Determine the vector and Cartesian line if:
a) passes through (2,1,-3) and is parallel to v=(1,2,2)
What would happen if it was perpendicular though?
Then it would not be "well defined". In two dimensions, there would be exactly one line thorugh a given point perpendicular to a given line but in three dimensions, there are an infinite number of lines perpendicular to the given line- all lying in the plane perpendicular to the given line containing the given point.

And the other one pertains to planes;
Plane passes through point (1,4,5) and perpendicular to (7,1,4).
I assume you mean the vector (7, 1, 4). That's why I prefer to write vectors as <x, y, z> rather than (x, y, z)- to avoid confusing them with points. If (x, y, z) is a point in that plane then <x- 1, y- 4, z- 5> is a vector lying in the plane. It must be perpedicular to the vector <7, 1, 4> so the dot product <7, 1, 4>.<x-1, y- 4, z- 5>= 7(x- 1)+ 1(y- 4)+ 4(z- 5)= 0.

I'm having confusion on what would happen if the opposites happened for both cases.
What "opposite" do you mean for the second case?
A line is one dimensional. In two- dimensions, there is only "other" coordinate so we can write y= ax+ b. In three dimensions there are two "other" coordinates so, to describe a line, we must use two equations, y= ax+ b, z= cx+ d, or use three "parametric equations".
 
Is it right to assume that,
To find vector equations for lines in r2 and r3, we'd generally use the equation,
R=Ro+tV, where Ro represents a point the line pass and V presents the vector parallel to the line, what if that vector was perpendicular instead? That's what confuses me the most.
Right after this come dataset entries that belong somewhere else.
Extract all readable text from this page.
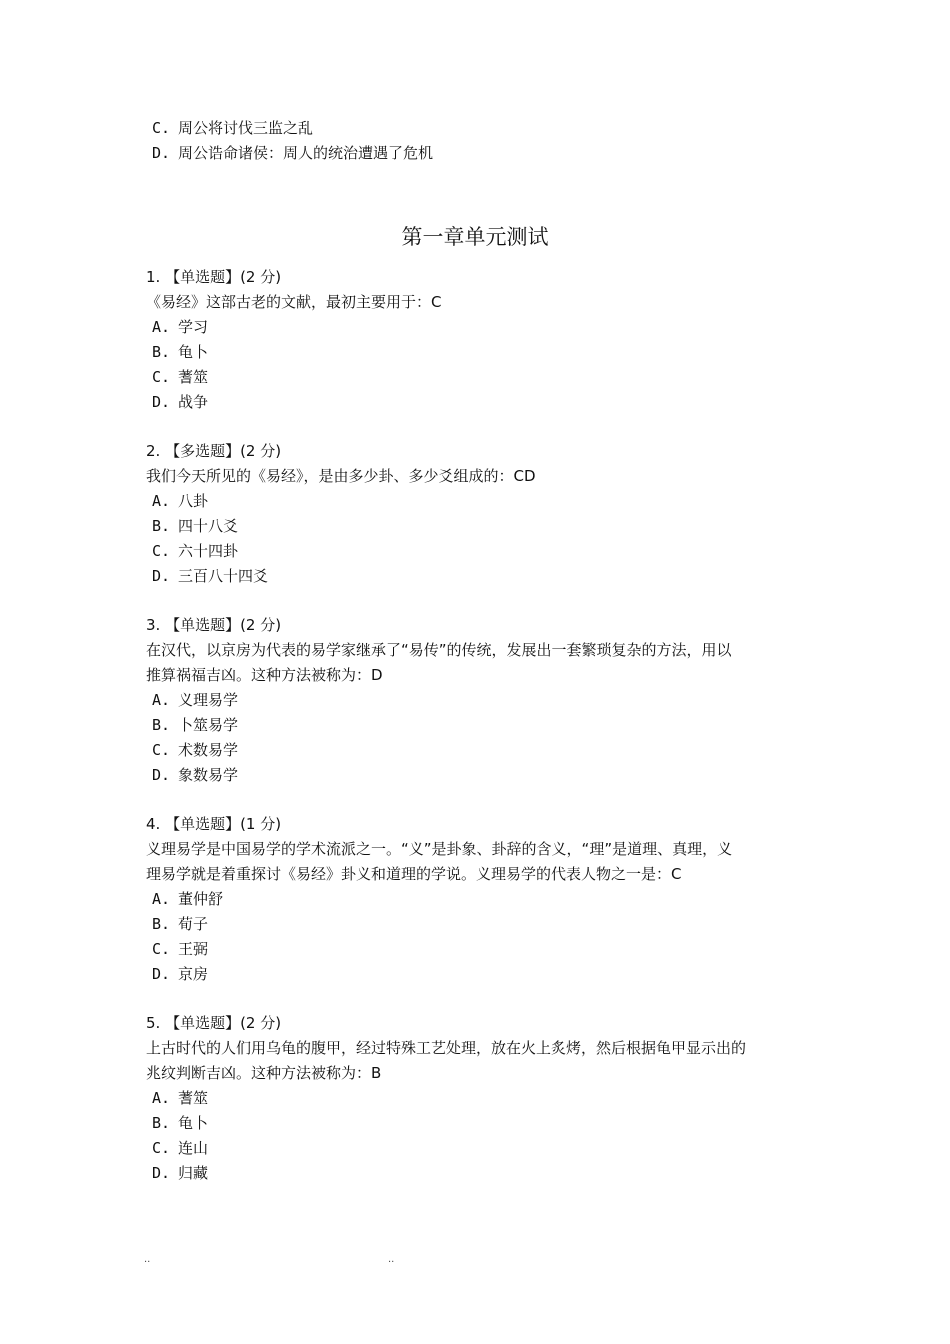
C. 周公将讨伐三监之乱
D. 周公诰命诸侯：周人的统治遭遇了危机
第一章单元测试
1. 【单选题】(2 分)
《易经》这部古老的文献，最初主要用于：C
A. 学习
B. 龟卜
C. 蓍筮
D. 战争
2. 【多选题】(2 分)
我们今天所见的《易经》，是由多少卦、多少爻组成的：CD
A. 八卦
B. 四十八爻
C. 六十四卦
D. 三百八十四爻
3. 【单选题】(2 分)
在汉代，以京房为代表的易学家继承了“易传”的传统，发展出一套繁琐复杂的方法，用以
推算祸福吉凶。这种方法被称为：D
A. 义理易学
B. 卜筮易学
C. 术数易学
D. 象数易学
4. 【单选题】(1 分)
义理易学是中国易学的学术流派之一。“义”是卦象、卦辞的含义，“理”是道理、真理，义
理易学就是着重探讨《易经》卦义和道理的学说。义理易学的代表人物之一是：C
A. 董仲舒
B. 荀子
C. 王弼
D. 京房
5. 【单选题】(2 分)
上古时代的人们用乌龟的腹甲，经过特殊工艺处理，放在火上炙烤，然后根据龟甲显示出的
兆纹判断吉凶。这种方法被称为：B
A. 蓍筮
B. 龟卜
C. 连山
D. 归藏
..	..
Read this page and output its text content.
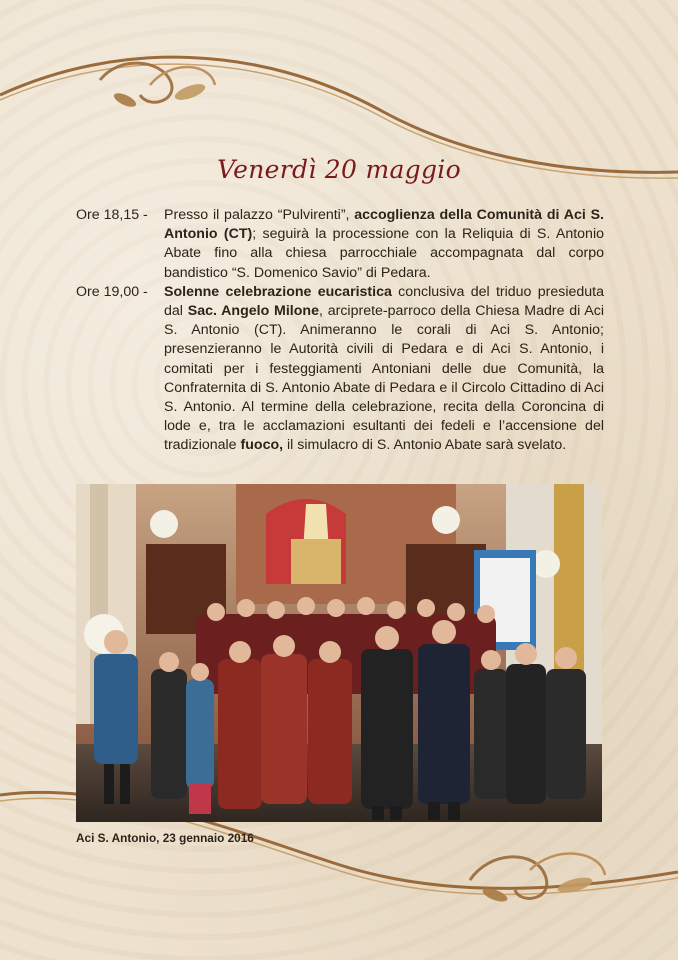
Venerdì 20 maggio
Ore 18,15 -	Presso il palazzo “Pulvirenti”, accoglienza della Comunità di Aci S. Antonio (CT); seguirà la processione con la Reliquia di S. Antonio Abate fino alla chiesa parrocchiale accompagnata dal corpo bandistico “S. Domenico Savio” di Pedara.
Ore 19,00 -	Solenne celebrazione eucaristica conclusiva del triduo presieduta dal Sac. Angelo Milone, arciprete-parroco della Chiesa Madre di Aci S. Antonio (CT). Animeranno le corali di Aci S. Antonio; presenzieranno le Autorità civili di Pedara e di Aci S. Antonio, i comitati per i festeggiamenti Antoniani delle due Comunità, la Confraternita di S. Antonio Abate di Pedara e il Circolo Cittadino di Aci S. Antonio. Al termine della celebrazione, recita della Coroncina di lode e, tra le acclamazioni esultanti dei fedeli e l’accensione del tradizionale fuoco, il simulacro di S. Antonio Abate sarà svelato.
Aci S. Antonio, 23 gennaio 2016
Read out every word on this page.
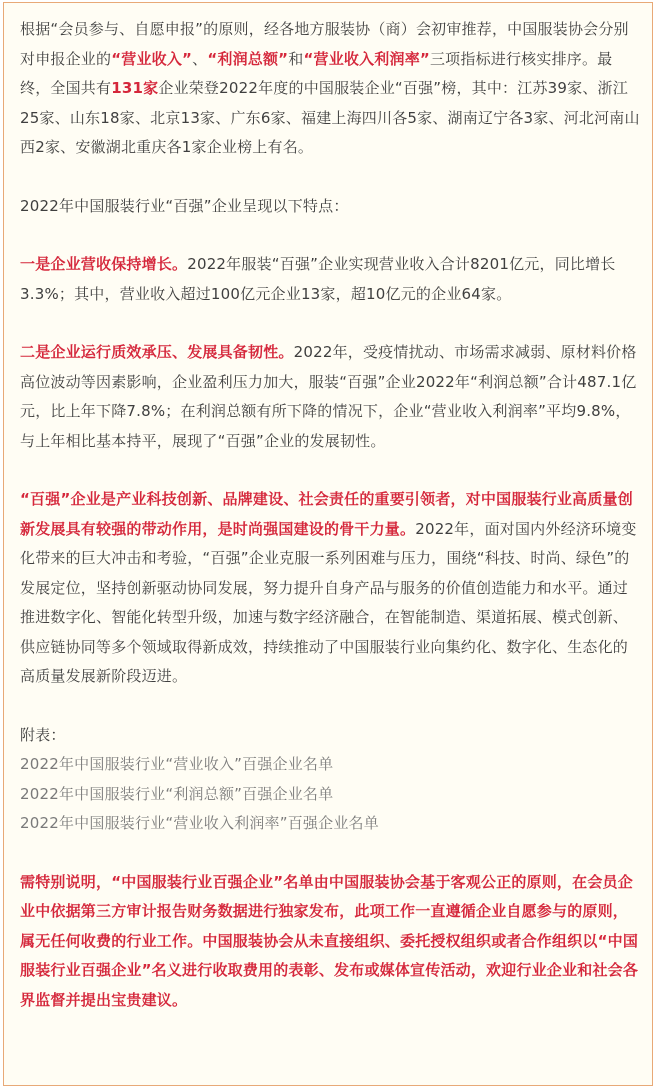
根据“会员参与、自愿申报”的原则，经各地方服装协（商）会初审推荐，中国服装协会分别对申报企业的“营业收入”、“利润总额”和“营业收入利润率”三项指标进行核实排序。最终，全国共有131家企业荣登2022年度的中国服装企业“百强”榜，其中：江苏39家、浙江25家、山东18家、北京13家、广东6家、福建上海四川各5家、湖南辽宁各3家、河北河南山西2家、安徽湖北重庆各1家企业榜上有名。

2022年中国服装行业“百强”企业呈现以下特点：

一是企业营收保持增长。2022年服装“百强”企业实现营业收入合计8201亿元，同比增长3.3%；其中，营业收入超过100亿元企业13家，超10亿元的企业64家。

二是企业运行质效承压、发展具备韧性。2022年，受疫情扰动、市场需求减弱、原材料价格高位波动等因素影响，企业盈利压力加大，服装“百强”企业2022年“利润总额”合计487.1亿元，比上年下降7.8%；在利润总额有所下降的情况下，企业“营业收入利润率”平均9.8%，与上年相比基本持平，展现了“百强”企业的发展韧性。

“百强”企业是产业科技创新、品牌建设、社会责任的重要引领者，对中国服装行业高质量创新发展具有较强的带动作用，是时尚强国建设的骨干力量。2022年，面对国内外经济环境变化带来的巨大冲击和考验，“百强”企业克服一系列困难与压力，围绕“科技、时尚、绿色”的发展定位，坚持创新驱动协同发展，努力提升自身产品与服务的价值创造能力和水平。通过推进数字化、智能化转型升级，加速与数字经济融合，在智能制造、渠道拓展、模式创新、供应链协同等多个领域取得新成效，持续推动了中国服装行业向集约化、数字化、生态化的高质量发展新阶段迈进。

附表：

2022年中国服装行业“营业收入”百强企业名单

2022年中国服装行业“利润总额”百强企业名单

2022年中国服装行业“营业收入利润率”百强企业名单

需特别说明，“中国服装行业百强企业”名单由中国服装协会基于客观公正的原则，在会员企业中依据第三方审计报告财务数据进行独家发布，此项工作一直遵循企业自愿参与的原则，属无任何收费的行业工作。中国服装协会从未直接组织、委托授权组织或者合作组织以“中国服装行业百强企业”名义进行收取费用的表彰、发布或媒体宣传活动，欢迎行业企业和社会各界监督并提出宝贵建议。
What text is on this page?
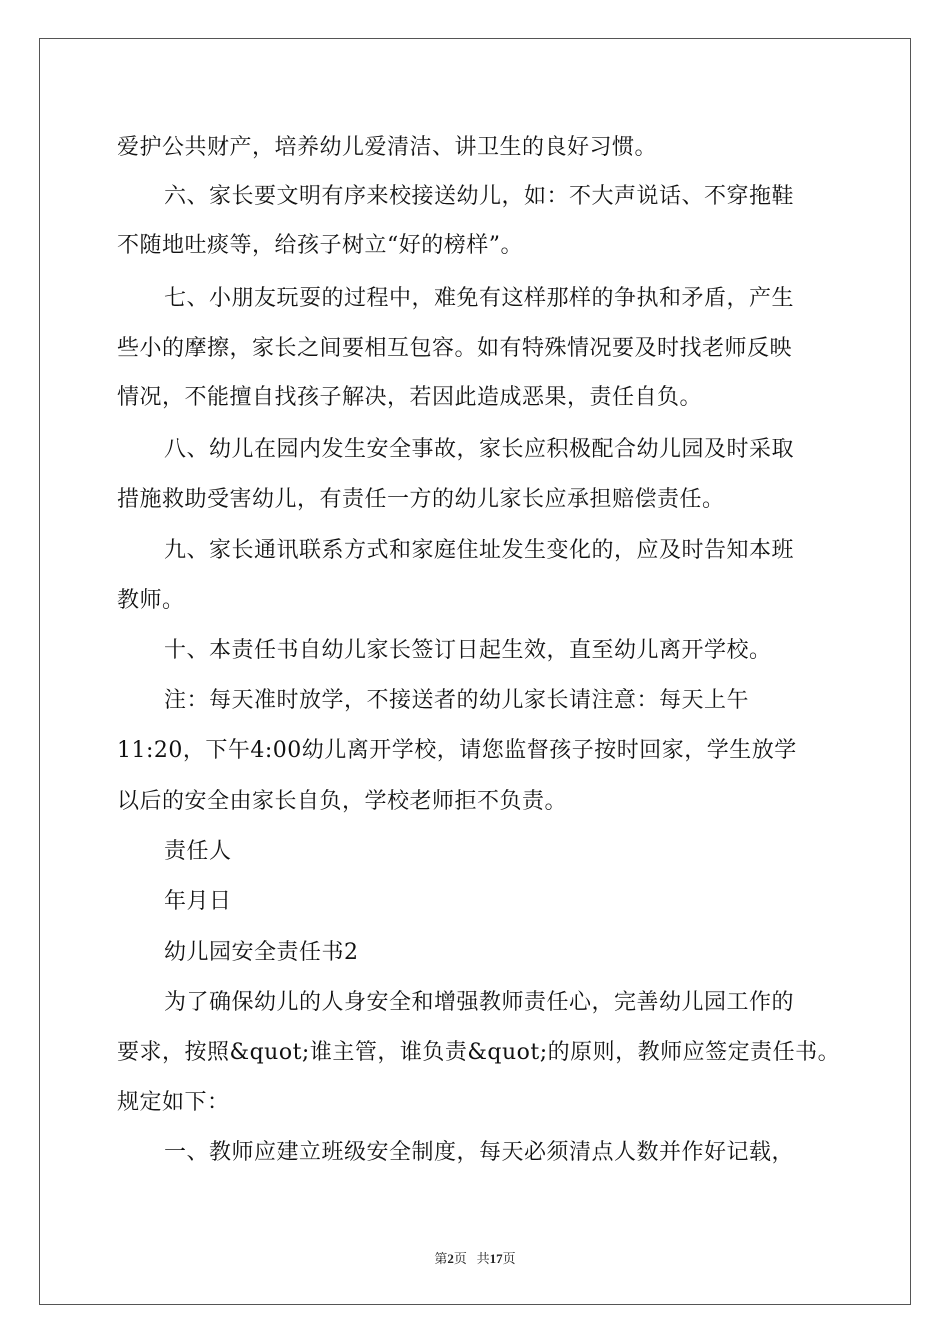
爱护公共财产，培养幼儿爱清洁、讲卫生的良好习惯。
六、家长要文明有序来校接送幼儿，如：不大声说话、不穿拖鞋
不随地吐痰等，给孩子树立“好的榜样”。
七、小朋友玩耍的过程中，难免有这样那样的争执和矛盾，产生
些小的摩擦，家长之间要相互包容。如有特殊情况要及时找老师反映
情况，不能擅自找孩子解决，若因此造成恶果，责任自负。
八、幼儿在园内发生安全事故，家长应积极配合幼儿园及时采取
措施救助受害幼儿，有责任一方的幼儿家长应承担赔偿责任。
九、家长通讯联系方式和家庭住址发生变化的，应及时告知本班
教师。
十、本责任书自幼儿家长签订日起生效，直至幼儿离开学校。
注：每天准时放学，不接送者的幼儿家长请注意：每天上午
11:20，下午4:00幼儿离开学校，请您监督孩子按时回家，学生放学
以后的安全由家长自负，学校老师拒不负责。
责任人
年月日
幼儿园安全责任书2
为了确保幼儿的人身安全和增强教师责任心，完善幼儿园工作的
要求，按照&quot;谁主管，谁负责&quot;的原则，教师应签定责任书。
规定如下：
一、教师应建立班级安全制度，每天必须清点人数并作好记载，
第2页 共17页
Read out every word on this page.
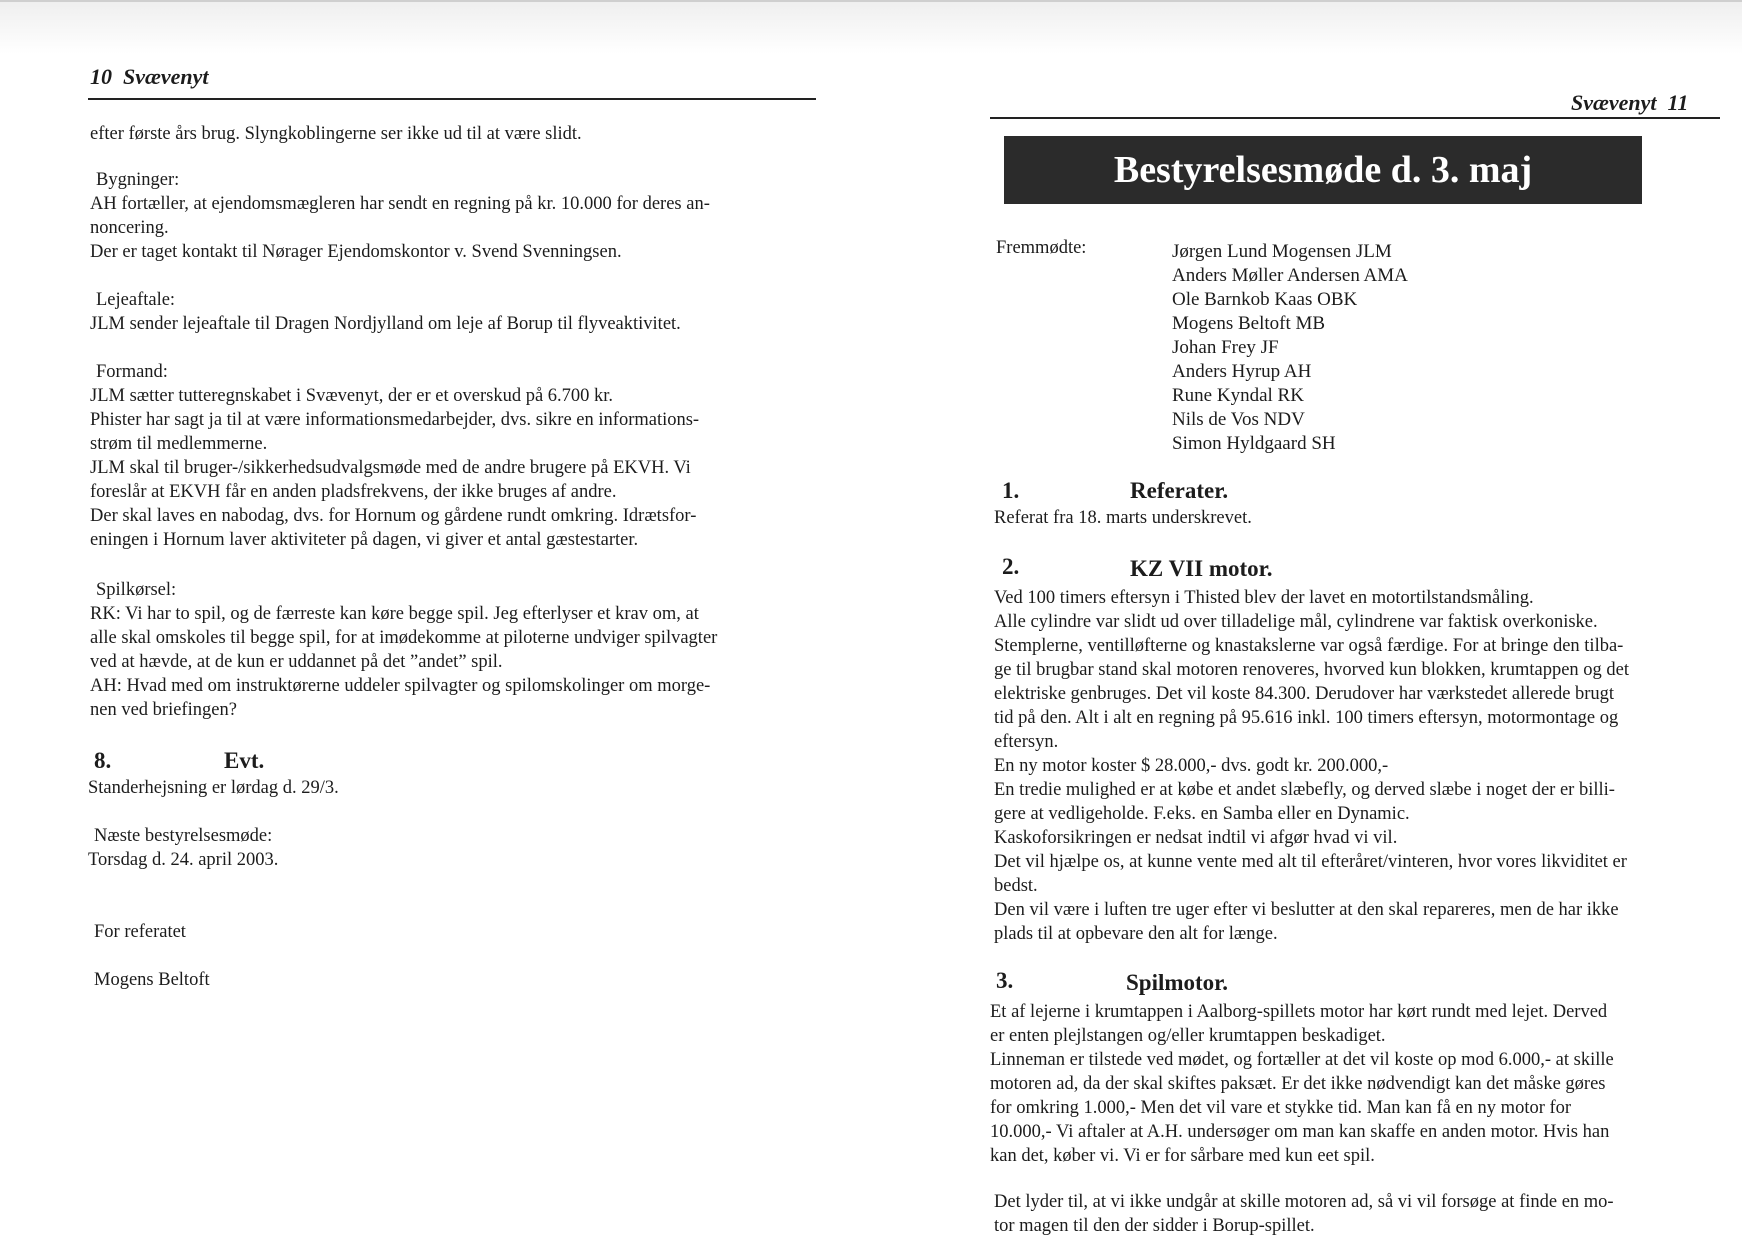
10 Svævenyt

efter første års brug. Slyngkoblingerne ser ikke ud til at være slidt.

Bygninger:

AH fortæller, at ejendomsmægleren har sendt en regning på kr. 10.000 for deres an-

noncering.

Der er taget kontakt til Nørager Ejendomskontor v. Svend Svenningsen.

Lejeaftale:

JLM sender lejeaftale til Dragen Nordjylland om leje af Borup til flyveaktivitet.

Formand:

JLM sætter tutteregnskabet i Svævenyt, der er et overskud på 6.700 kr.

Phister har sagt ja til at være informationsmedarbejder, dvs. sikre en informations-

strøm til medlemmerne.

JLM skal til bruger-/sikkerhedsudvalgsmøde med de andre brugere på EKVH. Vi

foreslår at EKVH får en anden pladsfrekvens, der ikke bruges af andre.

Der skal laves en nabodag, dvs. for Hornum og gårdene rundt omkring. Idrætsfor-

eningen i Hornum laver aktiviteter på dagen, vi giver et antal gæstestarter.

Spilkørsel:

RK: Vi har to spil, og de færreste kan køre begge spil. Jeg efterlyser et krav om, at

alle skal omskoles til begge spil, for at imødekomme at piloterne undviger spilvagter

ved at hævde, at de kun er uddannet på det ”andet” spil.

AH: Hvad med om instruktørerne uddeler spilvagter og spilomskolinger om morge-

nen ved briefingen?

8.	Evt.

Standerhejsning er lørdag d. 29/3.

Næste bestyrelsesmøde:

Torsdag d. 24. april 2003.

For referatet

Mogens Beltoft

Svævenyt 11
Bestyrelsesmøde d. 3. maj
Fremmødte:	Jørgen Lund Mogensen JLM
Anders Møller Andersen AMA
Ole Barnkob Kaas OBK
Mogens Beltoft MB
Johan Frey JF
Anders Hyrup AH
Rune Kyndal RK
Nils de Vos NDV
Simon Hyldgaard SH
1.	Referater.

Referat fra 18. marts underskrevet.

2.	KZ VII motor.

Ved 100 timers eftersyn i Thisted blev der lavet en motortilstandsmåling.

Alle cylindre var slidt ud over tilladelige mål, cylindrene var faktisk overkoniske.

Stemplerne, ventilløfterne og knastakslerne var også færdige. For at bringe den tilba-

ge til brugbar stand skal motoren renoveres, hvorved kun blokken, krumtappen og det

elektriske genbruges. Det vil koste 84.300. Derudover har værkstedet allerede brugt

tid på den. Alt i alt en regning på 95.616 inkl. 100 timers eftersyn, motormontage og

eftersyn.

En ny motor koster $ 28.000,- dvs. godt kr. 200.000,-

En tredie mulighed er at købe et andet slæbefly, og derved slæbe i noget der er billi-

gere at vedligeholde. F.eks. en Samba eller en Dynamic.

Kaskoforsikringen er nedsat indtil vi afgør hvad vi vil.

Det vil hjælpe os, at kunne vente med alt til efteråret/vinteren, hvor vores likviditet er

bedst.

Den vil være i luften tre uger efter vi beslutter at den skal repareres, men de har ikke

plads til at opbevare den alt for længe.

3.	Spilmotor.

Et af lejerne i krumtappen i Aalborg-spillets motor har kørt rundt med lejet. Derved

er enten plejlstangen og/eller krumtappen beskadiget.

Linneman er tilstede ved mødet, og fortæller at det vil koste op mod 6.000,- at skille

motoren ad, da der skal skiftes paksæt. Er det ikke nødvendigt kan det måske gøres

for omkring 1.000,- Men det vil vare et stykke tid. Man kan få en ny motor for

10.000,- Vi aftaler at A.H. undersøger om man kan skaffe en anden motor. Hvis han

kan det, køber vi. Vi er for sårbare med kun eet spil.

Det lyder til, at vi ikke undgår at skille motoren ad, så vi vil forsøge at finde en mo-

tor magen til den der sidder i Borup-spillet.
And for plane equations I'm having trouble understanding the relationship of the normal vector to finding a planes equation, despite seeing proofs that relate them.
 
Offlinedoctor said:
Is it right to assume that,
To find vector equations for lines in r2 and r3, we'd generally use the equation,
R=Ro+tV, where Ro represents a point the line pass and V presents the vector parallel to the line,
Yes.
what if that vector was perpendicular instead?
First, find a vector orthogonal to V. In 2D, swap the x and y values in V and negate one of them. In 3D, as Halls says, there are multiple solutions. there is an entire plane orthogonal to V and any vector in it would do.
And for plane equations I'm having trouble understanding the relationship of the normal vector to finding a planes equation, despite seeing proofs that relate them.
In 3D, there is a unique line through a point orthogonal to a given plane, and a unique plane through a point orthogonal to a given line. How would you represent a plane?
 
I've just ot one more thing that's concerning me, for a question such as, find Cartesian and vector equations of a plane perpendicular to (1,0-2) and containing the point (1,-1,-3), my professor seemed to just use formula A(X-Xo)+B(Y-Yo)+C(Z-Zo)=o, and then just assigned parameters to determine the vector equation.

Yet the textbook seems to use the idea that, X=Xo+sV+tU, where V and U are parallel to the plane and not each other...